For someone who is remarkably backward when it comes to technology, I insisted photos were backed up and the word ‘memory stick’ took on a whole new meaning.

I don’t know, maybe I subconsciously knew Ella would be my first and last so I didn’t want to miss a beat or maybe it’s because I’m a little narcissistic.

Now before you rush to my defence and suggest documenting your nine month journey is far from narcissistic, I must reveal one pertinent piece of information.

In addition to taking snaps at hospital appointments and creating time lapse movies of my growing bump, I also channelled my inner celebrity and had a portrait taken of me and my bump.

Just me and my bump.

Nothing else.

I was, as I’m sure you now realise at this point, butt-naked.

It was small, tasteful and it hung proudly on my nursery wall until my mother clapped eyes on it.

Accusing me of sexualising my bump, she suggested I was out of my mind for posing in such a provocative manner while carrying a child.

She made me feel like I had done a double-page spread for some smutty magazine and had sullied the beautiful condition I was in while expecting Ella.

She even went as far as to suggest my friends’ partners didn’t need to see me in my ‘altogether’ when they came to visit the new arrival.

Devastated, I took it down and never replaced it.

My mother and I come from different generations and while incredibly liberal in some ways, my mum has some very stringent views when it comes to ‘appropriate behaviour '.

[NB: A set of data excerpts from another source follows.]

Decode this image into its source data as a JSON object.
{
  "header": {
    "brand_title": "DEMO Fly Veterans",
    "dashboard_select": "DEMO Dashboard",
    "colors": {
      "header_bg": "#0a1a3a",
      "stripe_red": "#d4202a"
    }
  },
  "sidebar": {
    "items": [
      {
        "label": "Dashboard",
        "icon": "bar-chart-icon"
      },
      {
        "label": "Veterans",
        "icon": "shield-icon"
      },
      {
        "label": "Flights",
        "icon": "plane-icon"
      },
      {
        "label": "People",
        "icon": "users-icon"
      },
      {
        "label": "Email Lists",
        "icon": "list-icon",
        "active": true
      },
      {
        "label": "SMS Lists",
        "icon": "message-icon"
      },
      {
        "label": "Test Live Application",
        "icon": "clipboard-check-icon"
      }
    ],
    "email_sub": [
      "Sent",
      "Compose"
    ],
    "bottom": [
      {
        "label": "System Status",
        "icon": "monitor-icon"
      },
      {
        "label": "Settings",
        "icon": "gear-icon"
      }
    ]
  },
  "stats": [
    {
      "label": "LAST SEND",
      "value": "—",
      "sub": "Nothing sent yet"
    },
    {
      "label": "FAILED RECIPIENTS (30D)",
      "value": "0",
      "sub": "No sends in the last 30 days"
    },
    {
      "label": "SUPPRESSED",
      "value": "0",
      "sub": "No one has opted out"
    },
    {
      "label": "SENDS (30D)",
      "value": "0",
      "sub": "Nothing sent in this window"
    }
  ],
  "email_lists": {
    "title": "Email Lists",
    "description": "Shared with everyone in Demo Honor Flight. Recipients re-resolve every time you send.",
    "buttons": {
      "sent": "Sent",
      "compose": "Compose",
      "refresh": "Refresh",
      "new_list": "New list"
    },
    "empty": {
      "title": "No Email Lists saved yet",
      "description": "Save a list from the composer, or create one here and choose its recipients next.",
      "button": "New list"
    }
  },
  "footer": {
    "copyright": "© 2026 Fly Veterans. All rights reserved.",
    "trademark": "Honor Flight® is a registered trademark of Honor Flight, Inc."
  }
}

Having put the photo aside, I didn’t give it much thought until this week when I saw Tamara Ecclestone had come under fire for snapping a shot of herself breastfeeding her beautiful daughter, Sophia.

When I learned that members of the public had slammed the star for feeding her child in public on the grounds that their husbands may get, for want of  better word, ‘distracted’, memories of that day in my child’s nursery came roaring back.

In my photo, you could see only my silhouette and it was shaded in such a way that the only part of my body clearly visible was my face and my beautiful bump.

And yet still I was accused of indirectly inflaming men.

If my body, when accommodating the growth of a child, has such an effect, that’s their problem not mine.

But I’ll be honest, I’m quite certain my friends’ partners are far more interested in their stunning other halves than they are in me.

And to all the ladies who slammed Tamara, and ladies like Tamara, for ‘distracting’ their husbands; have more confidence in yourselves because I’m sure they’re twenty times more interested in what you’re saying that watching a child get a bite to eat.